Figure 1 is a schematic diagram of the hardware environment of an air conditioning operation control method according to an embodiment of the present application;

Figure 2 shows a structural block diagram of an example of an air conditioner suitable for applying the air conditioner operation control method according to the embodiment of the present application;

Figure 3 shows a flow chart of an example of an air conditioning operation control method according to an embodiment of the present application;

Figure 4 shows a structural block diagram of the first refrigerant pipeline and the second refrigerant pipeline for switching according to an embodiment of the present application;

Figure 5 shows a schematic diagram of the appearance of the refrigerant circuit of the air conditioner outdoor unit according to an embodiment of the present application;

Figure 6 shows a flow chart of an example of an air conditioning operation control method according to an embodiment of the present application;

Figure 7 shows a flow chart of an example of an air conditioning operation control method according to an embodiment of the present application;

Figure 8 shows a structural block diagram of an example of an air conditioning operation control device according to an embodiment of the present application;

Figure 9 is a schematic structural diagram of the air conditioner provided by this application.

Detailed ways

In order to enable those in the technical field to better understand the solutions of the present application, the technical solutions in the embodiments of the present application will be clearly and completely described below in conjunction with the accompanying drawings in the embodiments of the present application. Obviously, the described embodiments are only These are part of the embodiments of this application, not all of them. Based on the embodiments in this application, all other embodiments obtained by those of ordinary skill in the art without creative efforts should fall within the scope of protection of this application.
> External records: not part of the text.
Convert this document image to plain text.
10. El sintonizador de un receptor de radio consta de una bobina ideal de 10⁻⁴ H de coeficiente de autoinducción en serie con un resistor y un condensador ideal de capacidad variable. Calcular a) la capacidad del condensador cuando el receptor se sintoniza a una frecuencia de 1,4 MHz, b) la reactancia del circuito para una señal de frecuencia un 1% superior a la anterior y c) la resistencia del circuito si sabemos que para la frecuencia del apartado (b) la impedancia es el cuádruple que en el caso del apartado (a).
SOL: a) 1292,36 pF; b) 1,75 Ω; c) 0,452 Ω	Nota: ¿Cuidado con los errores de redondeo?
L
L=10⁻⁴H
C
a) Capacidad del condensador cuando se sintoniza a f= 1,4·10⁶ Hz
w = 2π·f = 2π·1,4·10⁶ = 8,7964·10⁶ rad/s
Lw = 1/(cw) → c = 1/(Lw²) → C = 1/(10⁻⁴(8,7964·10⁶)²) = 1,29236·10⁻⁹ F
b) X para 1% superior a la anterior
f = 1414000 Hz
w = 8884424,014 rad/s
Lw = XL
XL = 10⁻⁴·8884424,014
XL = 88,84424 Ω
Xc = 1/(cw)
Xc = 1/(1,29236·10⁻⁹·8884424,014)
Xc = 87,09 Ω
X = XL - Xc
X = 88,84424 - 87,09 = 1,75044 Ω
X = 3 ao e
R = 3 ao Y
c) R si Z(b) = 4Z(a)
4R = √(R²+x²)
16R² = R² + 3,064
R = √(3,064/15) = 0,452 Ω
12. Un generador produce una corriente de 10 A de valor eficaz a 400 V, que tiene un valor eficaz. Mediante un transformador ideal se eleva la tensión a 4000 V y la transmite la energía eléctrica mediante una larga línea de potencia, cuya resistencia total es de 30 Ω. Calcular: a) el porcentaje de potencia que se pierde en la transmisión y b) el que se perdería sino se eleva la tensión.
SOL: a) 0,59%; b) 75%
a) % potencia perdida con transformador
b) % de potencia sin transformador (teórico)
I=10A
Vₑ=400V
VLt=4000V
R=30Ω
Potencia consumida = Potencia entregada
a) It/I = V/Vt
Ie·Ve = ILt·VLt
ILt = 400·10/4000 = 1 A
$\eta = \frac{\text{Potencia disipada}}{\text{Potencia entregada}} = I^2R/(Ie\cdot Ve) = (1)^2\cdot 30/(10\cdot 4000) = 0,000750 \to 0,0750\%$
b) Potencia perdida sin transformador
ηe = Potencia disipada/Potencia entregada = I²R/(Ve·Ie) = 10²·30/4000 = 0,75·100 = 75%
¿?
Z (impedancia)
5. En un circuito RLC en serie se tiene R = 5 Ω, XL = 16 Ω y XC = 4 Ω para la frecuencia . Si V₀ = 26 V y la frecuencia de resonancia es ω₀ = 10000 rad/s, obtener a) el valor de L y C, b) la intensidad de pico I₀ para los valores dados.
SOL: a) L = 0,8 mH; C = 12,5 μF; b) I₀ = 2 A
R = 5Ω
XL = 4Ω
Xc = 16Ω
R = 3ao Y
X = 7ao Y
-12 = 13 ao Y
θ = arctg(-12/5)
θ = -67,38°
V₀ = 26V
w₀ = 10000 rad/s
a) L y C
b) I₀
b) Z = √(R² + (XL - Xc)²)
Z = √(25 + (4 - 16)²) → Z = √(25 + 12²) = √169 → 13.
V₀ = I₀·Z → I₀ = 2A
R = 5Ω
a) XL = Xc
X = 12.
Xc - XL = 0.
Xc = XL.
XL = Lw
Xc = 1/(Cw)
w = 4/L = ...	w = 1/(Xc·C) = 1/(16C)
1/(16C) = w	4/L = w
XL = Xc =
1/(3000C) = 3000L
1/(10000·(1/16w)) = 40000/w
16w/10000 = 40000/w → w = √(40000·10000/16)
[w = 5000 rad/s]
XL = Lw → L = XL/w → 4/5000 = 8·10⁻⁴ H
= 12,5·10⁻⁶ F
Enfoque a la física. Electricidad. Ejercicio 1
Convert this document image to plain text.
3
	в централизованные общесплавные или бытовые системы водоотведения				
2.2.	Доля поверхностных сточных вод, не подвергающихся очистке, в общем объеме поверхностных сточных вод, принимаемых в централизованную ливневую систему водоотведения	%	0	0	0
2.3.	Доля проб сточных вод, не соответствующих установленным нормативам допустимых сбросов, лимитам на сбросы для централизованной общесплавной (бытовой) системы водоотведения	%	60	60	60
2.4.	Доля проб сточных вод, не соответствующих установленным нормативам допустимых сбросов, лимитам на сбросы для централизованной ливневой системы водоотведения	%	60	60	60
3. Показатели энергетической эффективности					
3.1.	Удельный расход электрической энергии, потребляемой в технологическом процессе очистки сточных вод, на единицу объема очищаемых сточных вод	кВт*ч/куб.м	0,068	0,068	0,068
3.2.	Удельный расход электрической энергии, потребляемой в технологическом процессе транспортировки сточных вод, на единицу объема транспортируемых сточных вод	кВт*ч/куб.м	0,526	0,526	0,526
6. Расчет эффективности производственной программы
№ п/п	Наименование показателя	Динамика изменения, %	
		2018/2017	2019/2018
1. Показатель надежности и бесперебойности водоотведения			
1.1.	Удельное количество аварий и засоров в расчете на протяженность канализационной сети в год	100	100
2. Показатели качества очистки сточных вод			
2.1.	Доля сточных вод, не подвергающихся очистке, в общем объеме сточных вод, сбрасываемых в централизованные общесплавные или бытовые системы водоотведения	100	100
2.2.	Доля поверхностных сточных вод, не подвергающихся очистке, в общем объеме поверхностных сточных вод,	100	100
It should be noted that the terms "first", "second", etc. in the description and drawings of this application are used to distinguish similar objects and are not necessarily used to describe a specific order or sequence. It is to be understood that the data so used are interchangeable under appropriate circumstances so that the embodiments of the application described herein can be practiced in sequences other than those illustrated or described herein. In addition, the terms "including" and "having" and any variations thereof are intended to cover non-exclusive inclusions, e.g., a process, method, system, product, or apparatus that encompasses a series of steps or units and need not be limited to those explicitly listed. Those steps or elements may instead include other steps or elements not expressly listed or inherent to the process, method, product or apparatus.

According to one aspect of the embodiments of the present application, an air conditioning operation control method is provided. This air conditioning operation control method is widely used in whole-house intelligent digital control application scenarios such as smart home, smart home, smart home equipment ecology, and intelligent house (intelligence house) ecology. Optionally, in this embodiment, the above air conditioner operation control method can be applied to a hardware environment composed of a terminal device 102 (for example, an air conditioner) and a server 104 as shown in FIG. 1 . As shown in Figure 1, the server 104 is connected to the terminal device 102 through the network and can be used to provide services (such as application services, etc.) for the terminal or the client installed on the terminal. A database can be set up on the server or independently from the server. To provide data storage services for the server 104, cloud computing and/or edge computing services can be configured on the server or independently of the server to provide data computing services for the server 104.

The above-mentioned network may include but is not limited to at least one of the following: wired network, wireless network. The above-mentioned wired network may include but is not limited to at least one of the following: wide area network, metropolitan area network, and local area network. The above-mentioned wireless network may include at least one of the following: WIFI (Wireless Fidelity, Wireless Fidelity), Bluetooth.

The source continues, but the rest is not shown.